The primary criticism I have heard leveled at this film is that it doesn’t feel like a complete movie. It’s long and doesn’t have a satisfying enough conclusion for a summer blockbuster. I think it’s important here to understand the philosophy new and final phase of the Harry Potter franchise. Yates is a TV director and as such he appears to be treating the latter end of the Potter series like a miniseries. The film does not stand alone as a film true enough but it remains as a strong installment in the Harry Potter series as a whole. He did downplay the finale but what has been unfortunately proven in Rowling’s writing is that big finishes do not necessarily mean good finishes. Every book seems to end on some big, overblown fight scene and I just honestly do not believe that would’ve made this film any better. It may have been overlong but Rowling’s books ramble so darn much it’s proven to be hard for anyone to pare it down to the bare essentials since all the plot lines are so frustratingly tangled together. Rowling would’ve benefited immensely from an editor who wasn’t a big fan; instead she hired a huge Potter nerd who knew her own invented world better than herself to help keep the world contiguous and all the plotlines straight (not kidding).


Though it may be slow I completely reject that the movie is ‘boring’ since every single shot seems to collect a million little curiosities, from magical cabinets to jars of liquid memory to twisty carnival-like corridors. If the only thing that holds your interest is spastic action scenes and big expensive special effects then take some ritalin and just accept the film for what it is. What it lacks in ‘action’ it makes up for twofold with its thick air of mystery and artful direction. Some stories just aren’t meant to be blockbusters. And that’s okay (though not usually for studios, which does producer David Heyman and Warner Brothers immense credit in my book).

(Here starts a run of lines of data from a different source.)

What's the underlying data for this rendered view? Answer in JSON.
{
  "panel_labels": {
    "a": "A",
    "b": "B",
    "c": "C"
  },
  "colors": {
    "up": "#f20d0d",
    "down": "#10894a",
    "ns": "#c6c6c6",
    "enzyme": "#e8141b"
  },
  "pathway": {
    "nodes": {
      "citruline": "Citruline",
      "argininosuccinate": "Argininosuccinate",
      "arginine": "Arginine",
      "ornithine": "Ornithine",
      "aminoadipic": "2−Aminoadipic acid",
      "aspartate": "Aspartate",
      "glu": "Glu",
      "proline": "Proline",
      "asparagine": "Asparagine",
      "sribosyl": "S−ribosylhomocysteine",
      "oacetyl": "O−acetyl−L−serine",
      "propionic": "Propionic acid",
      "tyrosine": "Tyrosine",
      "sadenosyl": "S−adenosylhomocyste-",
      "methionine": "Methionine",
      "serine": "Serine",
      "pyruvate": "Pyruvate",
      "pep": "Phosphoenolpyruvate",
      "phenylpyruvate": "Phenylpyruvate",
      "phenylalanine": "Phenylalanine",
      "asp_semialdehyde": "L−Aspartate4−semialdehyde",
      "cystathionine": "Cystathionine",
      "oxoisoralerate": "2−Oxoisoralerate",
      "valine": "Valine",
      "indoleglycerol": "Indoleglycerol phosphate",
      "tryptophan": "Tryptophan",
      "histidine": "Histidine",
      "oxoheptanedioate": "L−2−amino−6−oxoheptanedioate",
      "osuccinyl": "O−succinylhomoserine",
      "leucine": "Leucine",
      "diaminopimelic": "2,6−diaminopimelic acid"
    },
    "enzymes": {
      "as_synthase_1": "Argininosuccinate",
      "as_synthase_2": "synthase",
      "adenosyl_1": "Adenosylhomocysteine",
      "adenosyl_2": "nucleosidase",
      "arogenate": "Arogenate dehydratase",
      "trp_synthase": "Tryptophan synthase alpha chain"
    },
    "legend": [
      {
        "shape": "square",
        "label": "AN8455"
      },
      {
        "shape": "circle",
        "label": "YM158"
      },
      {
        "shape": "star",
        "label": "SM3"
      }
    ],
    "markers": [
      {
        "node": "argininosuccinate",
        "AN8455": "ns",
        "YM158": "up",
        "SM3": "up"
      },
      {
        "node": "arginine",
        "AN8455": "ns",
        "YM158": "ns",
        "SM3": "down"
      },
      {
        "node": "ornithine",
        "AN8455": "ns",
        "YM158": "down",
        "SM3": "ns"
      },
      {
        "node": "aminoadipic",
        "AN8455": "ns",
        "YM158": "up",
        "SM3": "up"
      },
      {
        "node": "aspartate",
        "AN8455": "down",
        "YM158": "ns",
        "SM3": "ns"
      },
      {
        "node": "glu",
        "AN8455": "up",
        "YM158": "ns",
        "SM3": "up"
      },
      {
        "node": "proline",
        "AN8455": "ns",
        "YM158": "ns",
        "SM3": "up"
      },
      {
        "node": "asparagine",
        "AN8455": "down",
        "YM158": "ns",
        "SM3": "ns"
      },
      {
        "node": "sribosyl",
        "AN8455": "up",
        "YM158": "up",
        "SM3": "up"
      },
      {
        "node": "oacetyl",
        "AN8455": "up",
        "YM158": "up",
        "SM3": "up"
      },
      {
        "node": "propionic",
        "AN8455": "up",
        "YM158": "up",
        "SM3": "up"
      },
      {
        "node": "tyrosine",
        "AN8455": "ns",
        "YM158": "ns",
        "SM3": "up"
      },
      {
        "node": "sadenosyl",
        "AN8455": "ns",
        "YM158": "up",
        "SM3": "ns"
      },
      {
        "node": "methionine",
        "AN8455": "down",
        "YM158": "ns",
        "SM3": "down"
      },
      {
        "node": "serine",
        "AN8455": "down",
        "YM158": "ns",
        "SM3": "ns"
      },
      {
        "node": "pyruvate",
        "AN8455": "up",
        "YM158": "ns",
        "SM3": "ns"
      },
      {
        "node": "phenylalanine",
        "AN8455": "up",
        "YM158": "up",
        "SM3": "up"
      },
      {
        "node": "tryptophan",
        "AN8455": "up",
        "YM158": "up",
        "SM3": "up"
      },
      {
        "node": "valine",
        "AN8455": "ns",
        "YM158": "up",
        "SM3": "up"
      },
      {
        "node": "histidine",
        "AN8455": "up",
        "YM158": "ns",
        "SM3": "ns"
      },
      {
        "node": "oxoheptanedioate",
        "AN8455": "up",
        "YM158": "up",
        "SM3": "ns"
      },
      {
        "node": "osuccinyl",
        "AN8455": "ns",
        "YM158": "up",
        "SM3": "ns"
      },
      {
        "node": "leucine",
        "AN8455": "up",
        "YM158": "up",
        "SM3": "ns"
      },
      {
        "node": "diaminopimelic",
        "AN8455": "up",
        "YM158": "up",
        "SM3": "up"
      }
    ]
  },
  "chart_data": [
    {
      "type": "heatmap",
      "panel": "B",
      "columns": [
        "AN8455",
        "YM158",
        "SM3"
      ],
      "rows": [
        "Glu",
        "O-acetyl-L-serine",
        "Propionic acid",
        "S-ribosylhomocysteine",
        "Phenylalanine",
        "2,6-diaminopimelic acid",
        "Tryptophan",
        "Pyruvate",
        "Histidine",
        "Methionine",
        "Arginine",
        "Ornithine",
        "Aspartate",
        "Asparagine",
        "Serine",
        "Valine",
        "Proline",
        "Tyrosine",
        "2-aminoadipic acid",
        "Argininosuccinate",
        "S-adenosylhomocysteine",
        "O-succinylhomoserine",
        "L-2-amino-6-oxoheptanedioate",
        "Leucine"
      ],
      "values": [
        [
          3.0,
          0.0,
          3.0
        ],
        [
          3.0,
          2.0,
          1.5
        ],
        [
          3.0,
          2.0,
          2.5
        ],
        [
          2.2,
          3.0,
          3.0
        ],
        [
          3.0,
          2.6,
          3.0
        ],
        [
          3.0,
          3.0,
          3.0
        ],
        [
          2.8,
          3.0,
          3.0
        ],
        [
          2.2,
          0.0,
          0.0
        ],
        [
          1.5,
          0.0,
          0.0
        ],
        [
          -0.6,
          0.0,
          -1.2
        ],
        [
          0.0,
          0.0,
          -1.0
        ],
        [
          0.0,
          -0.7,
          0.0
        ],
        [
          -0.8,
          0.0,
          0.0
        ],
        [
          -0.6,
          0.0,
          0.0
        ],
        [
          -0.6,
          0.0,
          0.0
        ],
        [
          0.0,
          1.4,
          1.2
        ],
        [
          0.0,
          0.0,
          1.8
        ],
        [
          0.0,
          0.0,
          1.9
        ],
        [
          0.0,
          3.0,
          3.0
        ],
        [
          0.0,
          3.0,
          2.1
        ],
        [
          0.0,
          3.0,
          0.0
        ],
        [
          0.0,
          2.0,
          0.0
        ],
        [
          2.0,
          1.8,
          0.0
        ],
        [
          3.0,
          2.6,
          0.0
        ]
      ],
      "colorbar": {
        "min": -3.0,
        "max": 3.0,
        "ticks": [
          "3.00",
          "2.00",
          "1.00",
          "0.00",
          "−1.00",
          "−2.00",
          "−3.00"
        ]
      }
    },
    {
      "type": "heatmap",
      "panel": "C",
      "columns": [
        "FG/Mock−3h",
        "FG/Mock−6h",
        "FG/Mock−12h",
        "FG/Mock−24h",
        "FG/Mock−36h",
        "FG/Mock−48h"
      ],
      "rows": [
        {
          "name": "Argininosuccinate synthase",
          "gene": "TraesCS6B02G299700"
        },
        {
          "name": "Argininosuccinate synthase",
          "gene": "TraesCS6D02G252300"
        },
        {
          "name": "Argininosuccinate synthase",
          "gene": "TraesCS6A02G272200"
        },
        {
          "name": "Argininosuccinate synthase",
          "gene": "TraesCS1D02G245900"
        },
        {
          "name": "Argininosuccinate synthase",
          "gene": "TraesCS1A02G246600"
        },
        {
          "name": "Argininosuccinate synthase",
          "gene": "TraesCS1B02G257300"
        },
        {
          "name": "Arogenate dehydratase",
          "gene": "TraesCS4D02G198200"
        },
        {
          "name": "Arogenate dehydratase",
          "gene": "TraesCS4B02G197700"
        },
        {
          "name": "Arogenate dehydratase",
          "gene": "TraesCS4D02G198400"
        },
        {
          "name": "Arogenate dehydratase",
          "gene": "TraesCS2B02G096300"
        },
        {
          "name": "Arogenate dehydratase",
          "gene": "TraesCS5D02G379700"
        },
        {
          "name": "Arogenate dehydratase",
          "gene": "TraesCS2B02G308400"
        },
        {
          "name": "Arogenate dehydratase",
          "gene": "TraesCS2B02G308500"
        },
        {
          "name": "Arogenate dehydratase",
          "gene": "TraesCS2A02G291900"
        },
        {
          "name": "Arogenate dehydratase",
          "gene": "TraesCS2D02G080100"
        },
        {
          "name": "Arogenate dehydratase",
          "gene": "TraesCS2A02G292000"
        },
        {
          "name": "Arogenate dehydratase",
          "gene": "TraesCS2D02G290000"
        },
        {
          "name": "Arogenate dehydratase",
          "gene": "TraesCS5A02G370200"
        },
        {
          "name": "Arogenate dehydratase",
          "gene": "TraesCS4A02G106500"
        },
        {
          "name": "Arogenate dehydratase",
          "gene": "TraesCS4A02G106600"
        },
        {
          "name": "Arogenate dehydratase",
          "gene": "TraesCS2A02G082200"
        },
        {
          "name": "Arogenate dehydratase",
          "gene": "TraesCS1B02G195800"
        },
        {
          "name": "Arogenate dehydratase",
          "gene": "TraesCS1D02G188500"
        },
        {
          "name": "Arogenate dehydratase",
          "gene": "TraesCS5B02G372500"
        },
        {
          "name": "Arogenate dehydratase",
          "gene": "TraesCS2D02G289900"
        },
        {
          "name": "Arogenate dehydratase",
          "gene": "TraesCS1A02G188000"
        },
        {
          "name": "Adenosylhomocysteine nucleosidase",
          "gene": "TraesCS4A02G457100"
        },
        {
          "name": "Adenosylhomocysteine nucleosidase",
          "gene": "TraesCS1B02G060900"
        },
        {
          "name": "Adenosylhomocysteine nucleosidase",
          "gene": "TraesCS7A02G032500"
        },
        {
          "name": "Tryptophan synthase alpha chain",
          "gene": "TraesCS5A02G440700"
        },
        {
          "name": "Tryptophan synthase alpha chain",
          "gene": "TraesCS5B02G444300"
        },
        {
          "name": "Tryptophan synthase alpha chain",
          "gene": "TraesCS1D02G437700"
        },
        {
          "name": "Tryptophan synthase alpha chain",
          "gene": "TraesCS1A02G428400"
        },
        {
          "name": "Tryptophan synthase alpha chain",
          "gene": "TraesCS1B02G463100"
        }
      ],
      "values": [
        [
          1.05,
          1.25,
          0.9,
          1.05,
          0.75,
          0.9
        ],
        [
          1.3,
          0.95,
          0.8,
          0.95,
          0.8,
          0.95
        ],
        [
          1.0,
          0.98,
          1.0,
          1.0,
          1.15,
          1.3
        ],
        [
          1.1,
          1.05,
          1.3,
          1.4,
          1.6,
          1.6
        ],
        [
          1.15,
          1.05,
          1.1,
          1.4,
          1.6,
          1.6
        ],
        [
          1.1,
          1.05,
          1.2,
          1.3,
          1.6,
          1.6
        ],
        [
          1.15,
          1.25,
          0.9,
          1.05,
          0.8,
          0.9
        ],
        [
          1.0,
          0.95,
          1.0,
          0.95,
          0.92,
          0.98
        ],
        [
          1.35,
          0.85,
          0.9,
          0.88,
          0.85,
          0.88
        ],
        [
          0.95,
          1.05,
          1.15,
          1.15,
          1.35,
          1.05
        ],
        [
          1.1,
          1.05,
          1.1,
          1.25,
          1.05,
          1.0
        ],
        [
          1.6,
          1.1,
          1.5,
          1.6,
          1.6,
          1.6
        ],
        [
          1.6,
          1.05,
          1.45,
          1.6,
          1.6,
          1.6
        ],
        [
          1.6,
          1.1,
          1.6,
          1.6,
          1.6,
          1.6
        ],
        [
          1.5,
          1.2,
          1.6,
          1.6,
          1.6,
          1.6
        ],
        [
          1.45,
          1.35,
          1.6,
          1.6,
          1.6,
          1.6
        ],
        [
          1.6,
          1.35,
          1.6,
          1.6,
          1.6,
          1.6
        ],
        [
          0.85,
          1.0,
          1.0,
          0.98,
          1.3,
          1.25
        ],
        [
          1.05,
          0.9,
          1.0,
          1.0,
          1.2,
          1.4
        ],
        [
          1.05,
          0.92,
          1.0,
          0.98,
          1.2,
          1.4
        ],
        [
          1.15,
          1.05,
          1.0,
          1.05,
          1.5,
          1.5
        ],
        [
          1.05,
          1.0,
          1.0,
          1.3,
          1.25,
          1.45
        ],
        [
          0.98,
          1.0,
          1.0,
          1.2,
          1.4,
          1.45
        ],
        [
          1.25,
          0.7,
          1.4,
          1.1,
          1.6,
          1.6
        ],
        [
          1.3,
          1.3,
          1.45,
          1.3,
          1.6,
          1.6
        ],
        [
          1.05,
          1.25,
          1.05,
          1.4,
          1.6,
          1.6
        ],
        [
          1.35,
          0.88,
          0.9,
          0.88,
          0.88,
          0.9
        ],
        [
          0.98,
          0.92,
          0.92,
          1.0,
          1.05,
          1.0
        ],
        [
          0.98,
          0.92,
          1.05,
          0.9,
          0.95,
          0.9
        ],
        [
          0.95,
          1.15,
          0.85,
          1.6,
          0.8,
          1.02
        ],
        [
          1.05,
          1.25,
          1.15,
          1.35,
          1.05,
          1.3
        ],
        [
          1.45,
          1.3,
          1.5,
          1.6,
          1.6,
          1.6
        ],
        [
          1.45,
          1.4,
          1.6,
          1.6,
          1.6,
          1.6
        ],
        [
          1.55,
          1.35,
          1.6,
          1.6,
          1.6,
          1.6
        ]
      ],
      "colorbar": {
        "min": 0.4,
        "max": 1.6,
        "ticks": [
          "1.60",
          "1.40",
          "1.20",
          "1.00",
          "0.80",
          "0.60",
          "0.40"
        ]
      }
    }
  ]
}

Franchise films have a lot to learn from the Potter movies and the changes they have undergone. David Yates’ most recent work proves that film series can function like big-budget miniseries, making visually contiguous movies whose plots fit together rather than making one standalone film after another or shooting it all to hastily back-to-back (like The Matrix 2 & 3 and Pirates of the Caribbean). Lessons for big budget franchises: Take your time, be creative and realize that not every chapter in a series needs to be explosive to be magical.